I honestly can’t imagine how half the Bureau thinks Eddison and I are hot for each other.



5

Saturday is spent back at the office, catching up on what was supposed to be yesterday’s work. After several months of so many back-to-back cases that we were barely home long enough to change go bags before being sent out again, Vic put us on desk rotation for a few weeks so we could catch our breath. Basically that means paperwork, and a lot of it.

I spend Sunday on Eddison’s couch with a stack of logic puzzles to get my brain off worrying about Ronnie, while Eddison has the Nationals game up on his insanely large television. His laptop is open on the coffee table, Skype running to show Priya stretched out on the bed at Inara and Victoria-Bliss’s New York apartment. She’s got the game streaming on another computer at her side, so they can watch the game together across two hundred fifty or so miles. She set up in the bedroom so as not to disturb her summer hosts, neither of whom give two shits about baseball, but they both drifted in anyway, sprawling over her, each other, and the bed in equal measure with their own projects.

Inara and Victoria-Bliss we met during what may be our most infamous case. Certainly it was one of the most bizarre. They were among the many girls kidnapped by a man over three decades and kept in the Garden, a massive greenhouse on his private land, some of whom he killed to preserve their beauty. Tattooed with intricate butterfly wings, the Butterflies were his prized collection, in both life and death. After the Garden, with the wounds still fresh and the trials looming, Vic connected them to Priya. The three became fast friends, and whenever Priya was back in the States, she managed to spend at least a few days in New York in the warehouse apartment they had shared with half a dozen other girls.

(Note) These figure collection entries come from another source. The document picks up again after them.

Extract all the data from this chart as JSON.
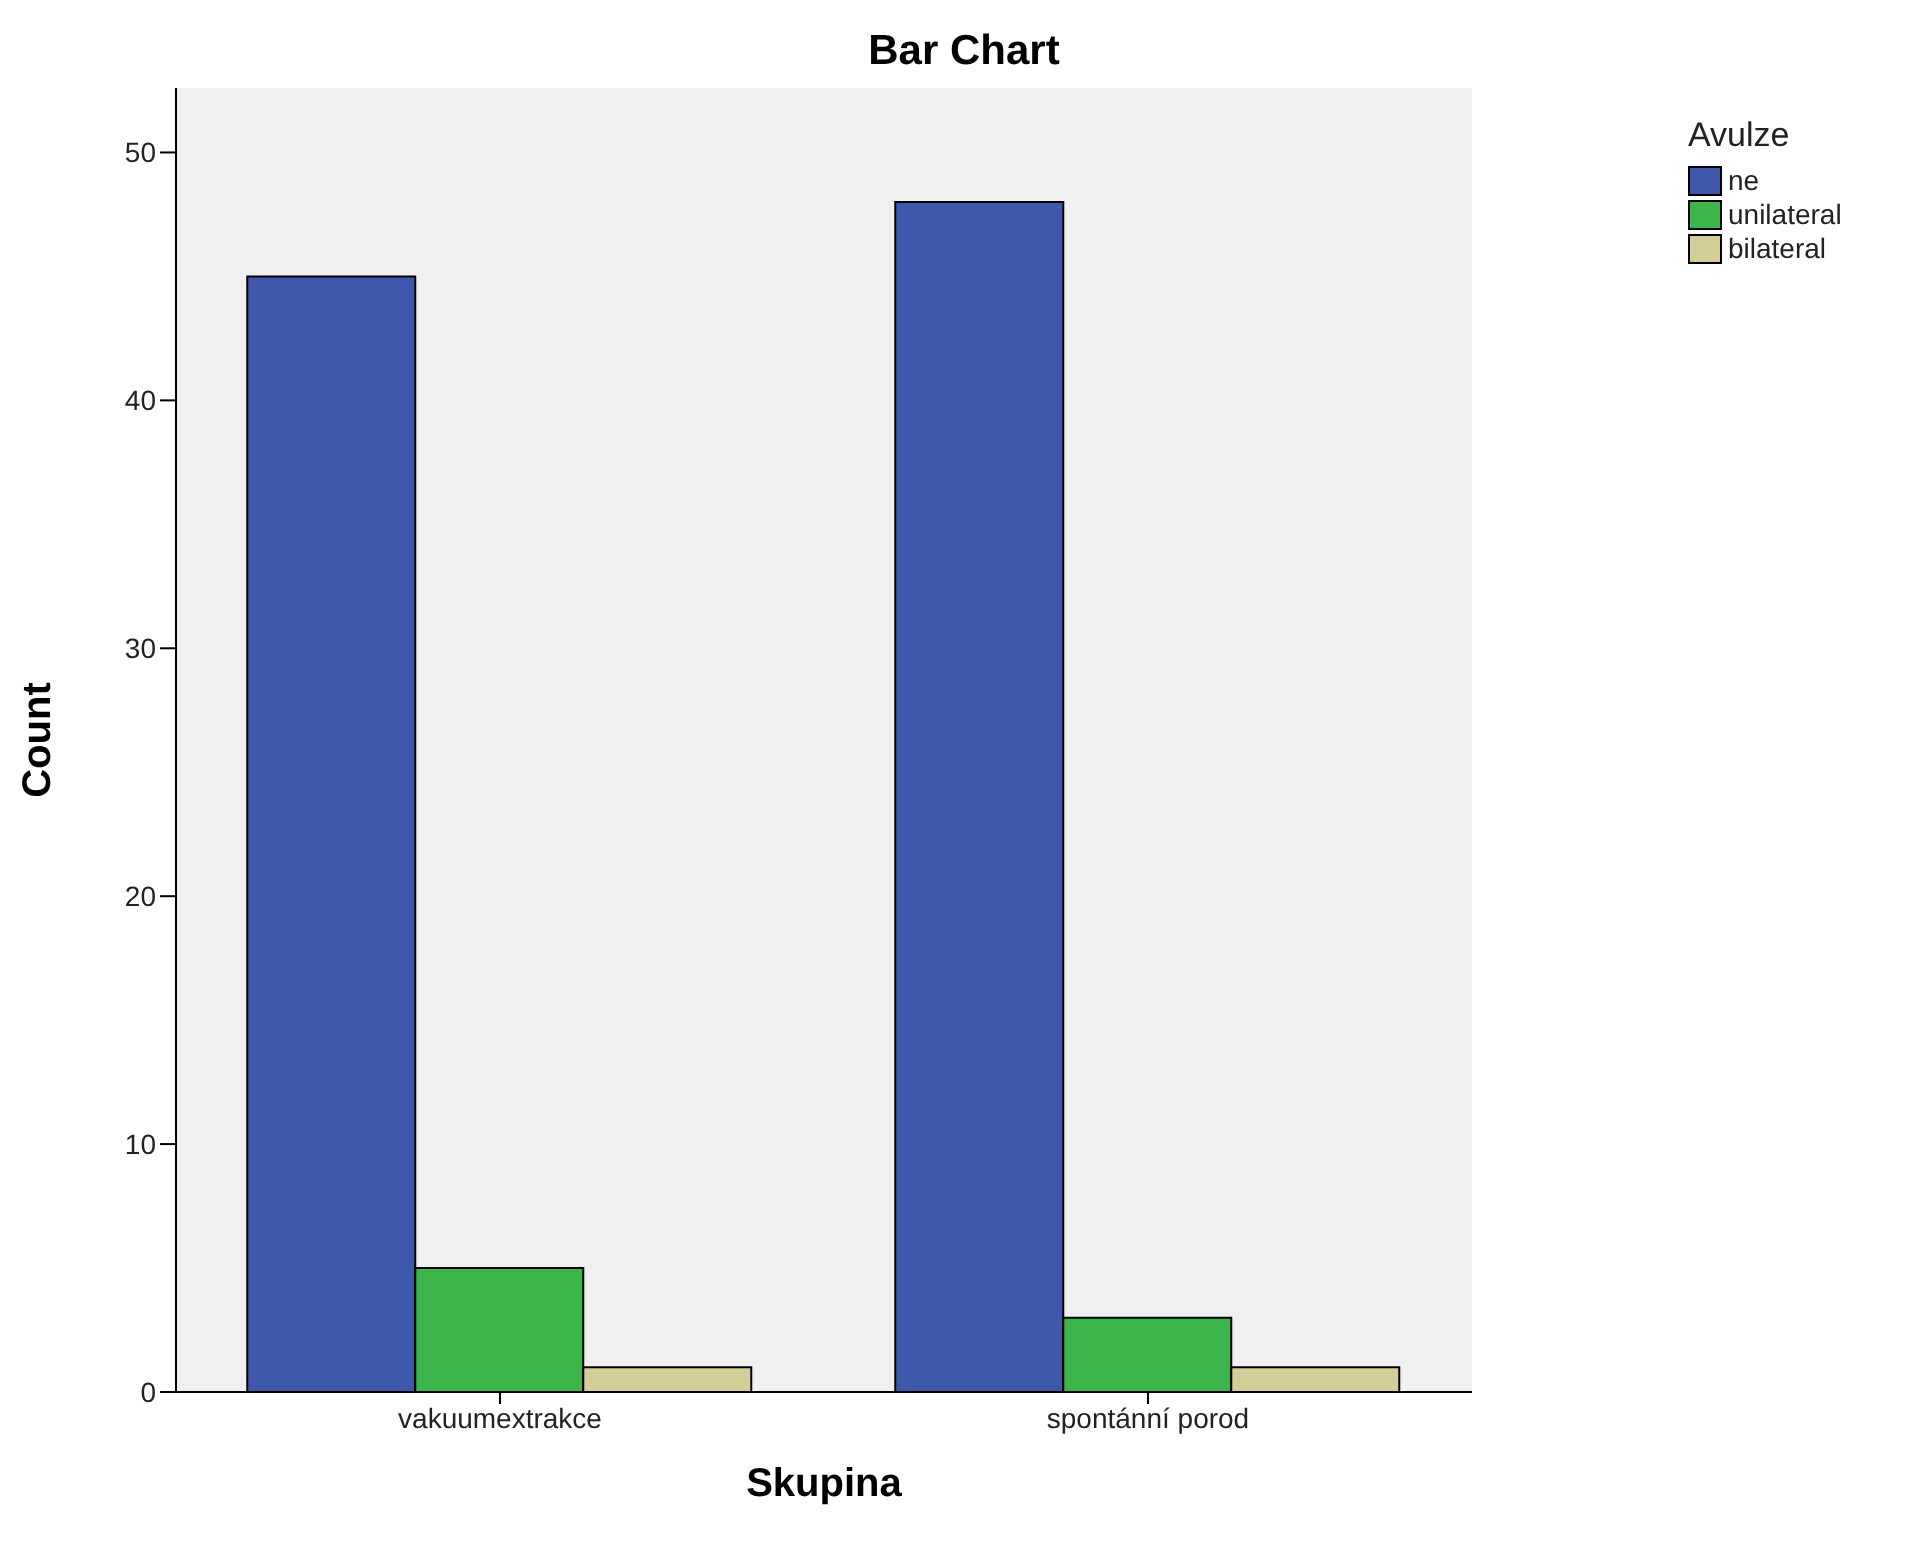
{
  "chart_data": {
    "type": "bar",
    "title": "Bar Chart",
    "xlabel": "Skupina",
    "ylabel": "Count",
    "legend_title": "Avulze",
    "categories": [
      "vakuumextrakce",
      "spontánní porod"
    ],
    "series": [
      {
        "name": "ne",
        "color": "#3e58ac",
        "values": [
          45,
          48
        ]
      },
      {
        "name": "unilateral",
        "color": "#3cb54a",
        "values": [
          5,
          3
        ]
      },
      {
        "name": "bilateral",
        "color": "#d4cd98",
        "values": [
          1,
          1
        ]
      }
    ],
    "ylim": [
      0,
      52.6
    ],
    "yticks": [
      0,
      10,
      20,
      30,
      40,
      50
    ],
    "grid": false,
    "legend": "right"
  }
}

They have their own place now, the massive bed covered in a quilt made of Shakespeare lithographs. Neither of them are in black, the color the Gardener gave them, neither of them have their backs bared the way he insisted was necessary. Victoria-Bliss is, in fact, in an eye-smarting shade of orange even brighter than a traffic cone, both front and back emblazoned with the name of the animal shelter she volunteers at. It’s healthy, and it’s good, and it’s wonderful to see the three of them so close. And possibly a little terrifying; they’re indomitable young women, and could probably take over the world if they were so inclined.

“How are the pictures going?” Eddison asks during a commercial break.

“Going well,” Priya answers. “Next week or two, I’ll head down to Baltimore to talk to Keely’s parents. They want to see some of the finished photos before they and Keely decide whether or not to participate in the project.”

“Think they will?”

Priya’s knee gently nudges Inara’s hip, and the other girl looks up from her tablet, pen bouncing against the pad beside it. Inara shrugs at the webcam. “I think they will,” she says. Keely is the youngest of the Garden survivors, brought in only in the Garden’s last days, and Inara has always watched out for her very closely. “We’ve talked to them about it several times since Priya and I came up with it, making sure they know it’s not prurient or sensational, that it really is about healing. I don’t blame them for wanting reassurance.”